Landing in the capital city Dushanbe, Ben heads to see one of Tajikistan’s biggest claims to fame: the second tallest flagpole in the world. Of course it was built as the tallest, but has now been pipped to the top spot by Saudi Arabia, another dictatorship. Other authoritarian regimes dominate the Big Five when it comes to flagpoles – countries like North Korea, Turkmenistan and Azerbaijan. Could it be, wonders Ben, that while rich middle-aged men get a fast car as a midlife crisis-inspired penis enlargement, dictators go for giant flagpoles instead?
Still wowed by the size of the pole, Ben goes to meet a man called Rustam, who was forcibly shaved by the police a couple of years ago. He finds out that the president of Tajikistan is worried about beards because he’s terrified of Islamic radicalism. To find out more about how the government is keeping control of radical Islam, Ben heads to meet Aslideen, a youth activist who set up a movement that does the government’s dirty work for it – keeping an eye on people out on the streets, reporting any suspicious behaviour to the police and generally terrorising the locals. Tajikistan is starting to feel like a police state in which independent thought is quickly stifled.
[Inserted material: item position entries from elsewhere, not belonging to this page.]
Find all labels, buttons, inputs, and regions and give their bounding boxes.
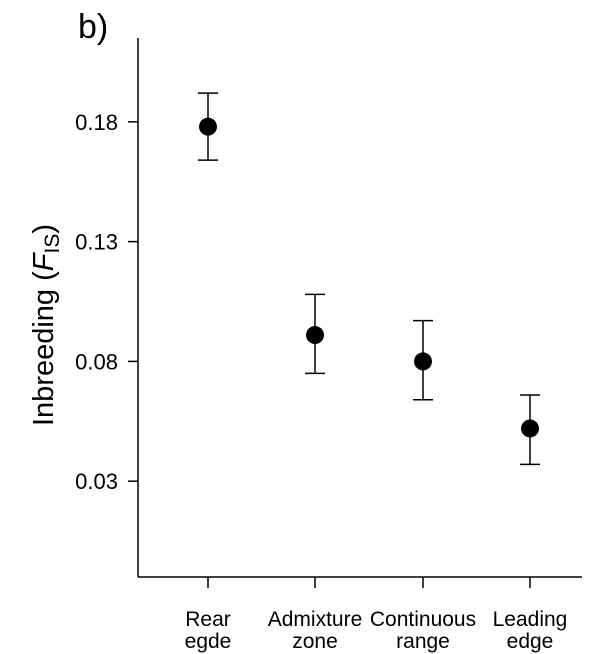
x-tick-label: Admixture [268, 608, 363, 631]
data-point [306, 326, 324, 345]
x-tick-label: Rear [185, 608, 231, 631]
data-point [414, 352, 432, 371]
y-tick-label: 0.13 [75, 230, 118, 255]
error-bars [198, 92, 540, 466]
y-tick-label: 0.03 [75, 469, 118, 494]
x-tick-label: Leading [493, 608, 568, 631]
panel-label: b) [78, 8, 108, 46]
y-axis-title-subscript: IS [41, 234, 64, 254]
x-axis-ticks [207, 577, 531, 588]
svg-text:Inbreeding (FIS): Inbreeding (FIS) [28, 224, 64, 426]
y-axis-title-suffix: ) [28, 224, 60, 234]
y-axis-title-prefix: Inbreeding ( [28, 271, 60, 426]
y-axis-ticks: 0.03 0.08 0.13 0.18 [75, 110, 138, 494]
x-tick-label: Continuous [370, 608, 476, 631]
y-tick-label: 0.08 [75, 349, 118, 374]
y-tick-label: 0.18 [75, 110, 118, 135]
data-point [521, 419, 539, 438]
y-axis-title: Inbreeding (FIS) [28, 224, 64, 426]
data-points [199, 117, 539, 438]
y-axis-title-symbol: F [28, 251, 60, 271]
x-tick-label: egde [185, 630, 232, 653]
data-point [199, 117, 217, 136]
x-tick-label: range [396, 630, 450, 653]
x-tick-label: edge [507, 630, 554, 653]
x-tick-label: zone [292, 630, 338, 653]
On a mission to find some signs of dissent, Ben goes to meet a prominent young hip-hop artist. Around the world, hip-hop is a way for the youth to express their frustration; surely the rapper Baron will tell Ben what’s wrong with this country? Instead, Ben finds Baron rapping about how great the president is, and he tells Ben that it would be stupid for him to rap about anything critical of the regime.
It seems the population is so well trained that the government barely even needs to censor people. Though of course if it has to, it will, and it’s more than happy to shut down any social media sites that become a problem. When a video of the president dancing embarrassingly at his son’s wedding ended up doing the rounds online, the president did what any self-respecting dictator would do – he shut down YouTube in the country.
As Ben is shown a beautiful but simple mountain village, surrounded by snow-capped peaks in the middle of nowhere, the secret police suddenly turn up. The country may be poor, but there’s always money for flagpoles and the surveillance of dissent.